The celebrations were not quite all that they could or should have been when Oisin Murphy finally secured the Flat jockeys’ title for the third year running at Ascot on Saturday, after a final week of struggle with William Buick when the crown seemed to be slipping through his fingers. The emerging news overnight that he had been involved in a drunken “fracas” in a Newmarket pub a few hours before failing a pre-racing breath test on day one of Future Champions Weekend only added to the sense of a defending champion staggering over the line.
Sheikh Fahad al-Thani, Murphy’s staunchest supporter since his apprentice days, seemed to sense it too, and leapt to his jockey’s defence on ITV Racing. “Nobody reads the tabloids,” the Sheikh told Ed Chamberlin, ITV’s main presenter. “That’s just tabloid rubbish.”
Unfortunately, neither statement is correct. The Daily Mail, the tabloid in question, shifts just under 1m copies every day, and Murphy confirmed to its reporter that their story was accurate. He had little more to say after finally getting his hands on the trophy, and waved away a question about whether he had any regrets about the events running up to Champions Day.

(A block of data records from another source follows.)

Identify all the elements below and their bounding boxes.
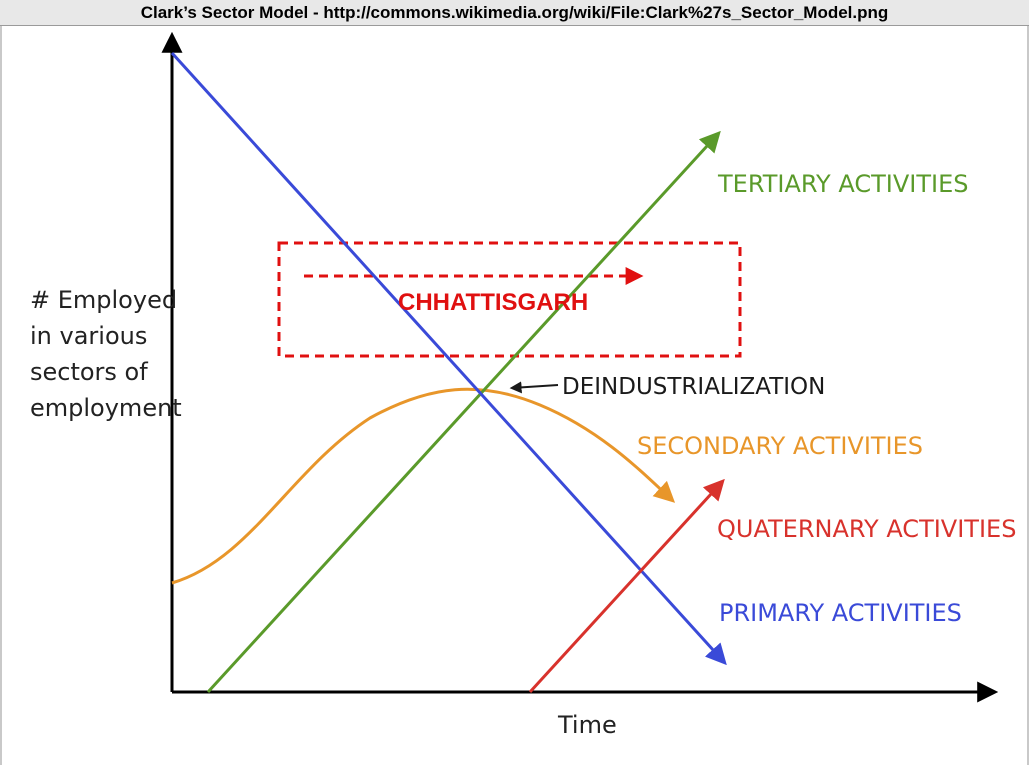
quaternary-line [528, 478, 725, 694]
y-axis-label: # Employed in various sectors of employm… [30, 286, 185, 422]
figure-frame [0, 26, 1029, 765]
tertiary-line [206, 130, 721, 694]
primary-line [170, 51, 727, 666]
secondary-curve [171, 387, 676, 585]
highlight-box [277, 241, 742, 358]
y-axis-label-line-3: sectors of [30, 358, 148, 386]
label-quaternary-activities: QUATERNARY ACTIVITIES [717, 515, 1016, 543]
x-axis-label: Time [557, 711, 617, 739]
deindustrialization-arrow [509, 381, 559, 394]
label-deindustrialization: DEINDUSTRIALIZATION [562, 374, 825, 400]
y-axis-label-line-4: employment [30, 394, 182, 422]
label-primary-activities: PRIMARY ACTIVITIES [719, 599, 962, 627]
header-title: Clark’s Sector Model - http://commons.wi… [0, 0, 1029, 26]
label-chhattisgarh: CHHATTISGARH [398, 289, 588, 316]
y-axis-label-line-2: in various [30, 322, 147, 350]
label-secondary-activities: SECONDARY ACTIVITIES [637, 432, 923, 460]
label-tertiary-activities: TERTIARY ACTIVITIES [717, 170, 968, 198]
y-axis-label-line-1: # Employed [30, 286, 177, 314]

As Murphy himself is only too aware, the best way to avoid stories about drunken fights and failed breath tests in the last week of the championship race is to have a few quiet nights in. Easier said than done, of course, not least when your only rival for the title is gaining ground hand over fist, but still not the sort of thing that a hugely experienced 25-year-old professional jockey should really need to be told.
And the real shame of it all is that it removed at least some of the shine from the crowning moment of the best season of Murphy’s career to date. He was the leading rider at Royal Ascot for the first time in June, added three more Group One wins to his record and – perhaps most significantly from the average punter’s point of view – got the very best from dozens of horses from one week to the next, at tracks the length and breadth of Britain.
The question of who is the most effective jockey in the weighing room is inevitably subjective, but the evidence that Murphy makes more of a difference, and more frequently, than any current rider on the Flat in Britain is persuasive.
The company Racing Research, for instance, has crunched the numbers on how horses perform for different riders for many years and their “Riding Effect” figures for 2020 suggest that Murphy, who was top of the list, was nearly 2lb better than the average rider last season.
The figure for 2021 remains to be seen, but the sense that horses frequently improve on their previous form when Murphy climbs aboard is also backed up by figures from the six months of the championship campaign.
His strike-rate in handicaps when riding a horse for the first time, for instance, was 20%, and anyone backing all 223 qualifiers would have shown a level-stake loss at SP of just 5.6%. The market is likely to react to Murphy’s booking in the first place, but even then, you could almost back them blind (and at the Betfair SP, incidentally, you would be looking at a healthy profit).
Murphy is around evens to defend his title next season, which feels like a big price if he is of a mind to go all out for a fourth straight success. David Redvers, Sheikh Fahad’s racing and bloodstock advisor, spoke of the need for “lifestyle” changes, which might have an impact on Murphy’s workload if there is a feeling that another title run could be too pressurised.
He would be the first rider to win four in a row since Pat Eddery in 1991, however, which would be another significant step towards being ranked among the greatest of all time.
If it were to fail a breath test again, he would face a ban of up to 21 days, or a season-busting 90 days if he “blows over” before June 2022. The hope must be that he will refocus his mind on the professionalism that a champion’s status demands, because even Sheikh Fahad’s patience is likely to have its limits.